Jean Kittel

Artiste, Graveur, Corrosioniste, Artisan, Imprimeur

'"Oxidum es, et in oxidum revertis" 

Le métal dans tous ses états.

 Chercheur dans le domaine des matériaux et de la corrosion depuis plus de 25 ans, ma pratique artistique n’a commencé qu'à l'aube des années 2020, après une dizaine d’années de maturation. Les notions du temps qui passe, l’importance de ne pas céder aux désirs immédiats, mais de laisser murir les choses, étaient présentes dans ma démarche artistique avant même qu’elle ne se matérialise. L’approche scientifique, fruit de ma formation initiale, constitue un autre pilier de mon travail. Quoi de mieux que la corrosion des métaux pour illustrer la fragilité des créations de l’homme devant les forces de la nature et les lents effets du temps qui passe. L’âge du cuivre, puis ceux du bronze et du fer ont marqué des tournants historiques dans l’histoire de l’Homme, mais malgré tous les efforts et l’énergie nécessaires pour façonner ces matériaux, leur destin est de retourner à leur forme originelle : « Oxidum es, et in oxidum revertis ».

Fléau pour l’industrie, l'esthétique tragique de la corrosion se matérialise dès qu’on la traduit en mots : corrosion bactérienne, filiforme, feuilletante... Si le chercheur vise à en maîtriser les effets, l’aléatoire prend souvent le dessus. Pour le graveur, elle est une alliée puissante. L’artiste cherche à rendre beau ce qui fait peur, à mettre en lumière ce qu’on ne voudrait pas voir. Enfin, l’artisan aide à matérialiser ces traces sur le papier pour en fixer l'empreinte.

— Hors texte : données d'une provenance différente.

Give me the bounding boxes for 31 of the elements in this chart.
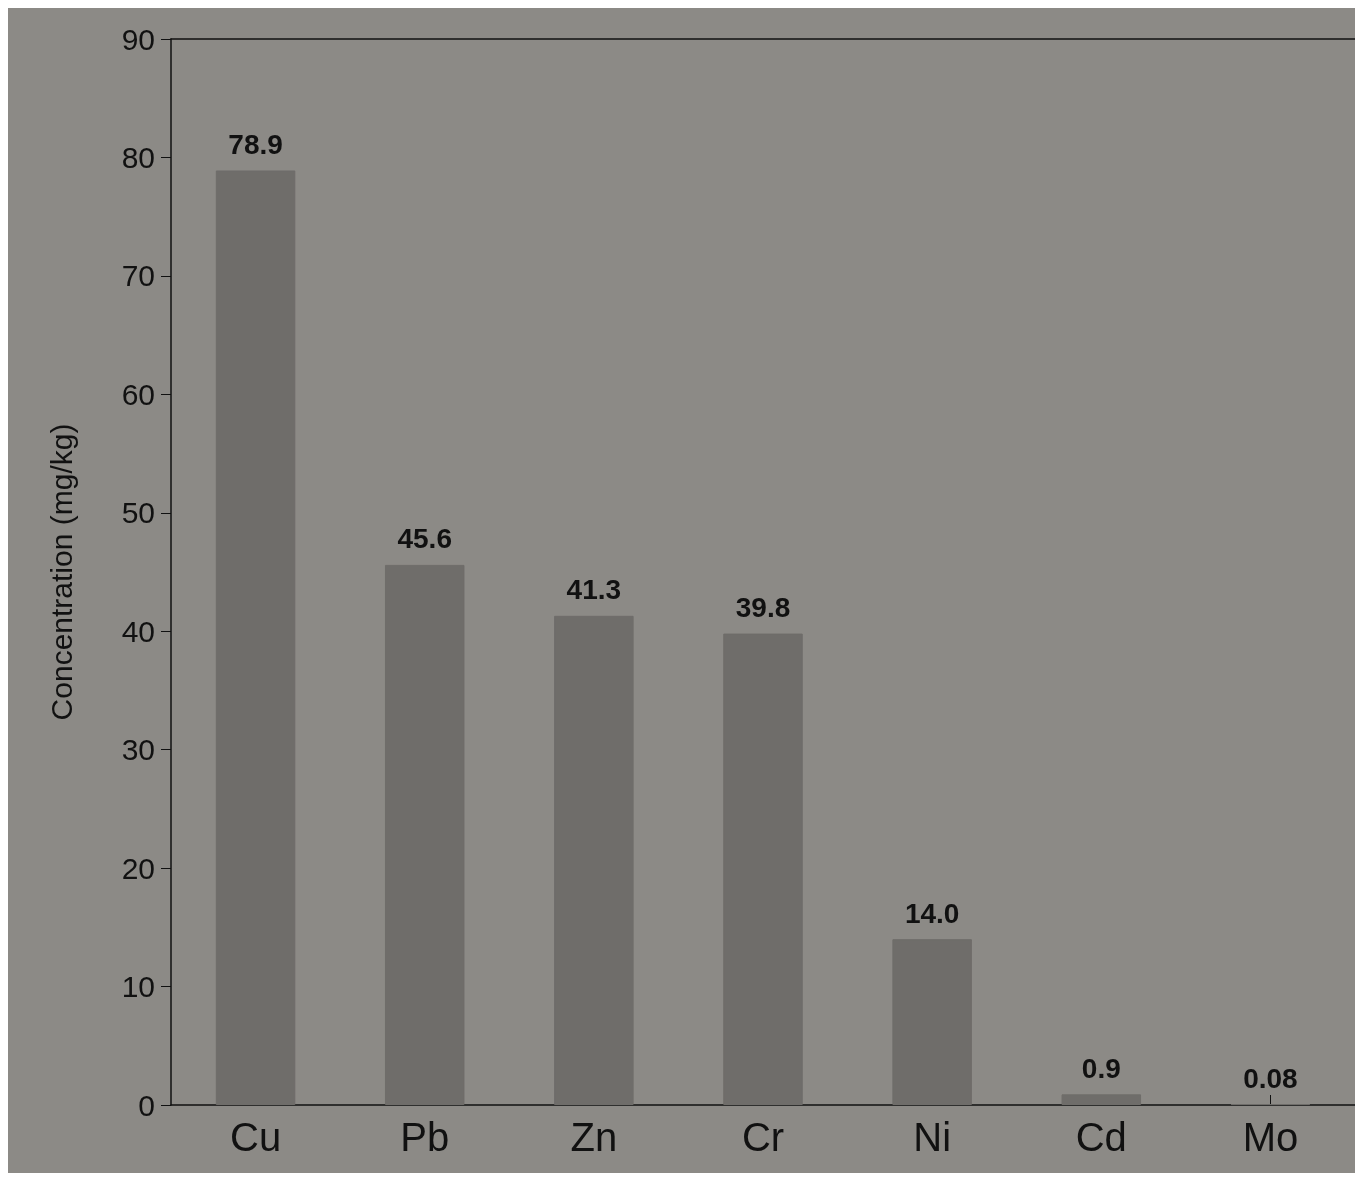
- data-label: 78.9: [228, 128, 283, 160]
- y-tick-label: 90: [121, 22, 155, 56]
- x-tick-label: Cr: [741, 1115, 785, 1159]
- y-tick-label: 70: [121, 259, 155, 293]
- bar: [554, 615, 634, 1105]
- x-tick-label: Zn: [570, 1115, 618, 1159]
- data-label: 45.6: [397, 523, 452, 555]
- x-tick-label: Mo: [1242, 1115, 1299, 1159]
- y-tick-label: 40: [121, 614, 155, 648]
- bar: [384, 564, 465, 1105]
- y-tick-label: 0: [138, 1088, 155, 1122]
- y-axis-title: Concentration (mg/kg): [44, 423, 78, 721]
- y-tick-label: 10: [121, 970, 155, 1004]
- x-tick-label: Ni: [913, 1115, 952, 1159]
- y-tick-label: 80: [121, 140, 155, 174]
- y-tick-label: 60: [121, 377, 155, 411]
- bar: [1061, 1094, 1142, 1105]
- bar: [723, 633, 803, 1105]
- y-tick-label: 20: [121, 851, 155, 885]
- data-label: 14.0: [904, 897, 960, 929]
- data-label: 39.8: [735, 592, 791, 624]
- data-label: 0.08: [1243, 1062, 1298, 1094]
- bar: [215, 170, 296, 1105]
- bar: [892, 939, 972, 1105]
- x-tick-label: Cu: [230, 1115, 282, 1159]
- data-label: 41.3: [566, 574, 622, 606]
- y-tick-label: 50: [121, 496, 155, 530]
- x-tick-label: Pb: [400, 1115, 450, 1159]
- x-tick-label: Cd: [1075, 1115, 1127, 1159]
- data-label: 0.9: [1081, 1052, 1121, 1084]
- y-tick-label: 30: [121, 733, 155, 767]
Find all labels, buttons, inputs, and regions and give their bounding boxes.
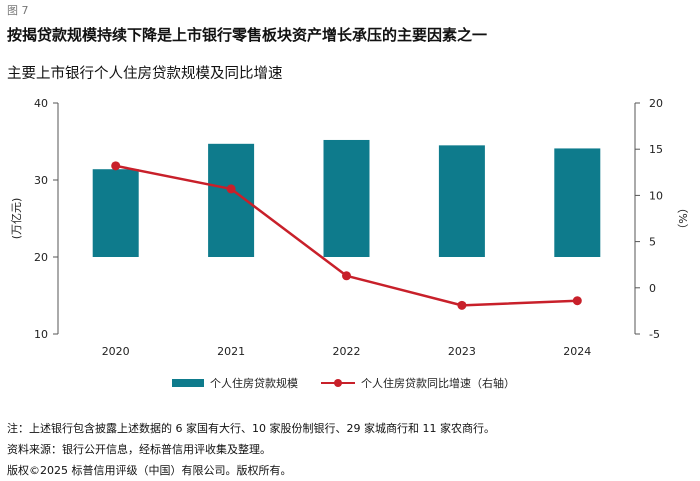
- x-tick-label: 2023: [448, 345, 476, 358]
- line-point: [572, 296, 582, 306]
- y-right-axis-title: （%）: [676, 202, 689, 234]
- x-tick-label: 2022: [333, 345, 361, 358]
- bar-series: [92, 139, 601, 257]
- bar: [323, 139, 370, 257]
- line-point: [226, 184, 236, 194]
- chart-title: 按揭贷款规模持续下降是上市银行零售板块资产增长承压的主要因素之一: [7, 26, 488, 44]
- legend-item-bar: 个人住房贷款规模: [172, 375, 298, 391]
- axes: [53, 102, 640, 335]
- y-right-tick-label: 0: [649, 282, 656, 295]
- legend-bar-swatch: [172, 379, 204, 387]
- line-point: [457, 300, 467, 310]
- x-tick-label: 2020: [102, 345, 130, 358]
- chart-subtitle: 主要上市银行个人住房贷款规模及同比增速: [7, 66, 283, 82]
- y-right-tick-label: 20: [649, 97, 663, 110]
- note-text: 注：上述银行包含披露上述数据的 6 家国有大行、10 家股份制银行、29 家城商…: [7, 422, 495, 435]
- legend-bar-label: 个人住房贷款规模: [210, 377, 298, 390]
- y-left-tick-label: 20: [34, 251, 48, 264]
- source-text: 资料来源：银行公开信息，经标普信用评收集及整理。: [7, 443, 271, 456]
- legend-item-line: 个人住房贷款同比增速（右轴）: [321, 375, 515, 391]
- chart: 10 20 30 40 -5 0 5 10 15 20 (万亿元) （%） 2020 2021 2022 20…: [10, 97, 689, 358]
- y-right-tick-label: 15: [649, 143, 663, 156]
- footnotes: 注：上述银行包含披露上述数据的 6 家国有大行、10 家股份制银行、29 家城商…: [7, 418, 495, 481]
- bar: [92, 169, 139, 257]
- legend-line-swatch: [321, 378, 355, 388]
- copyright-text: 版权©2025 标普信用评级（中国）有限公司。版权所有。: [7, 464, 292, 477]
- y-left-tick-label: 10: [34, 328, 48, 341]
- y-left-axis-title: (万亿元): [10, 198, 23, 240]
- tick-labels: 10 20 30 40 -5 0 5 10 15 20 (万亿元) （%） 2020 2021 2022 20…: [10, 97, 689, 358]
- line-point: [342, 271, 351, 281]
- legend-line-label: 个人住房贷款同比增速（右轴）: [361, 377, 515, 390]
- y-left-tick-label: 40: [34, 97, 48, 110]
- legend: 个人住房贷款规模 个人住房贷款同比增速（右轴）: [0, 375, 700, 391]
- line-series: [111, 161, 582, 310]
- y-right-tick-label: 5: [649, 236, 656, 249]
- figure-label: 图 7: [7, 4, 29, 17]
- line-point: [111, 161, 121, 171]
- x-tick-label: 2024: [563, 345, 591, 358]
- y-right-tick-label: -5: [649, 328, 660, 341]
- x-tick-label: 2021: [217, 345, 245, 358]
- y-left-tick-label: 30: [34, 174, 48, 187]
- y-right-tick-label: 10: [649, 189, 663, 202]
- bar: [438, 145, 485, 257]
- bar: [554, 148, 601, 257]
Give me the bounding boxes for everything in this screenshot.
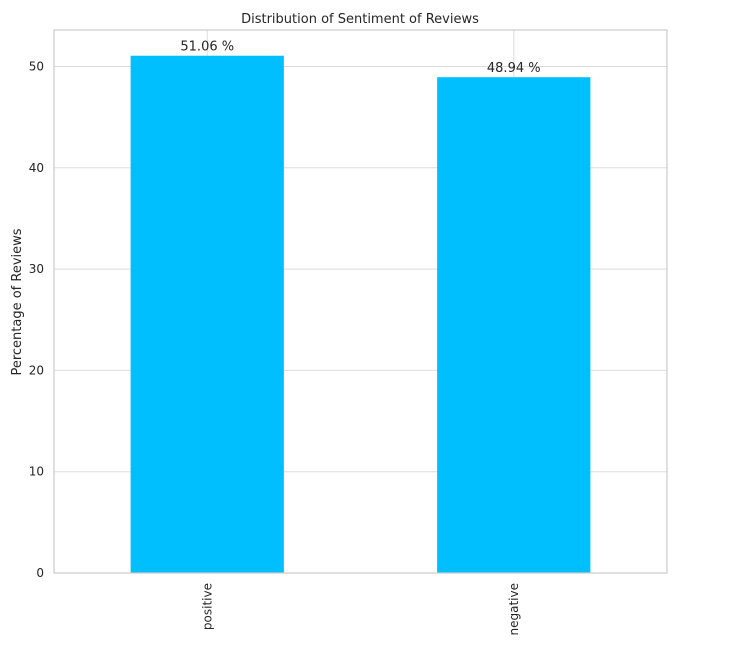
y-tick-label: 0 [36,566,44,580]
plot-frame [53,29,668,574]
y-tick-labels: 0 10 20 30 40 50 [29,59,44,580]
y-axis-label: Percentage of Reviews [10,228,25,375]
y-tick-label: 50 [29,59,44,73]
bar-negative [437,77,591,573]
x-tick-label-negative: negative [507,583,521,635]
chart-title: Distribution of Sentiment of Reviews [241,12,479,27]
x-tick-labels: positive negative [200,583,521,635]
bar-layer [130,55,591,574]
y-tick-label: 30 [29,262,44,276]
y-tick-label: 40 [29,161,44,175]
data-labels: 51.06 % 48.94 % [180,40,540,76]
x-tick-label-positive: positive [200,583,214,630]
y-tick-label: 20 [29,363,44,377]
y-tick-label: 10 [29,465,44,479]
data-label-negative: 48.94 % [487,61,541,76]
data-label-positive: 51.06 % [180,40,234,55]
bar-positive [130,55,284,574]
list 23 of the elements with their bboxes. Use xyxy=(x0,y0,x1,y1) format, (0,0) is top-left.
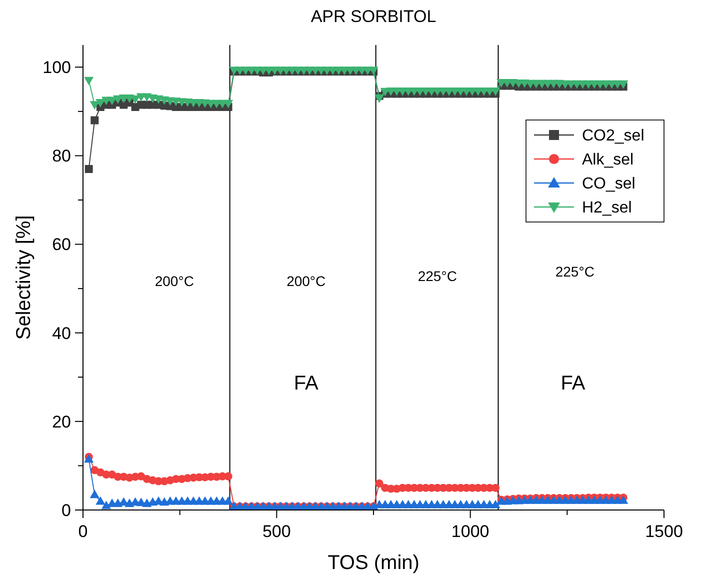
legend-label: Alk_sel xyxy=(582,152,634,169)
y-tick-label: 0 xyxy=(62,500,71,520)
annotation: FA xyxy=(560,372,586,395)
legend-label: CO_sel xyxy=(582,176,636,193)
annotation: 225°C xyxy=(555,264,594,280)
y-tick-label: 20 xyxy=(52,412,71,432)
x-tick-label: 1000 xyxy=(451,522,490,541)
x-axis-title: TOS (min) xyxy=(328,552,420,574)
annotation: 200°C xyxy=(154,272,194,289)
annotation: FA xyxy=(294,372,319,395)
legend-label: CO2_sel xyxy=(582,128,644,145)
y-tick-label: 40 xyxy=(52,324,71,343)
annotation: 225°C xyxy=(418,268,457,284)
chart-title: APR SORBITOL xyxy=(310,7,436,26)
legend-label: H2_sel xyxy=(582,200,632,217)
annotation: 200°C xyxy=(286,272,326,289)
x-tick-label: 500 xyxy=(262,522,291,541)
x-tick-label: 0 xyxy=(78,522,88,541)
y-tick-label: 60 xyxy=(52,235,71,254)
y-axis-title: Selectivity [%] xyxy=(13,215,35,340)
x-tick-label: 1500 xyxy=(645,522,683,541)
y-tick-label: 100 xyxy=(42,58,71,78)
y-tick-label: 80 xyxy=(52,146,71,166)
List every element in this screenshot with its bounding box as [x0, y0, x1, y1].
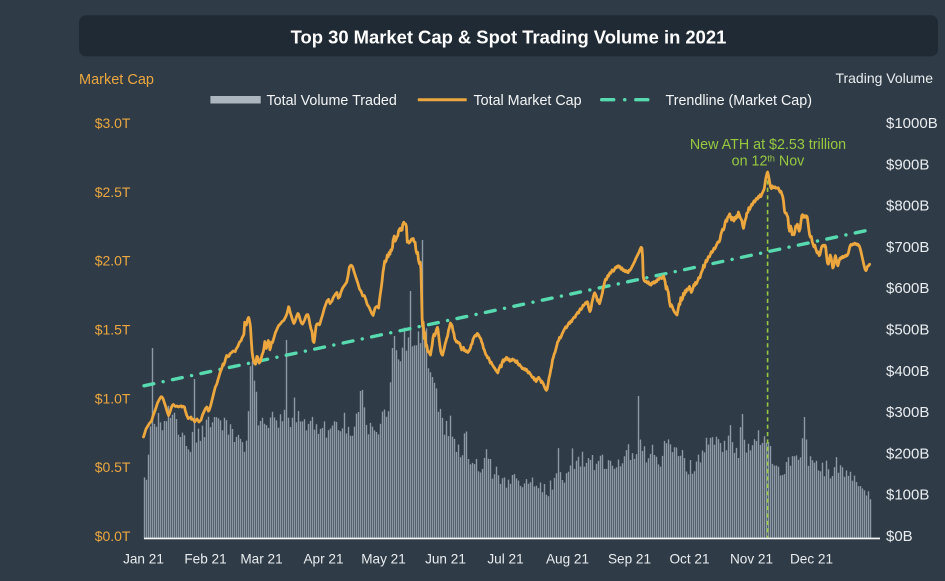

Fortement influencé par Pierre Soulages ou Hans Hartung, la technique d’impression d’estampes à la manière des eaux-fortes m’est apparue comme une évidence pour figer à un instant l’état du métal rouillé. L’encrage en taille douce redonne une existence à la matière qui a irrémédiablement disparu. La taille d’épargne souligne les zones qui n’ont pas encore subi les affronts du temps. L’utilisation comme pigments d’oxydes ou de carbonates métalliques perpétue ce lien entre la matrice métallique vieillie et sa reproduction sur papier, qui forment alors deux œuvres distinctes qui se répondent et se complètent. Devant les jeux de textures et de couleurs ocres, le spectateur peut deviner les souffrances du métal. Il peut aussi laisser libre cours à un imaginaire plus abstrait de paysages lunaires ou martiens ou de nuits étoilées. 

 Researcher in the field of materials and corrosion for over 25 years, my artistic practice only began at the dawn of the 2020s, after a decade of maturation. Notions of the passing time, the importance of not giving in to immediate desires, but allowing things to mature, were present in my artistic approach even before it materialized. As a fruit of my academic background, the scientific approach is another pillar of my work. What better way to illustrate the fragility of man's creations facing natural forces and the slow effects of the passing time than through the corrosion of metals ? The ages of copper, bronze and iron, marked historic turning points in the history of mankind, but despite all the effort and energy required to shape these materials, their destiny is to return to their original form: "Oxidum es, et in oxidum revertis".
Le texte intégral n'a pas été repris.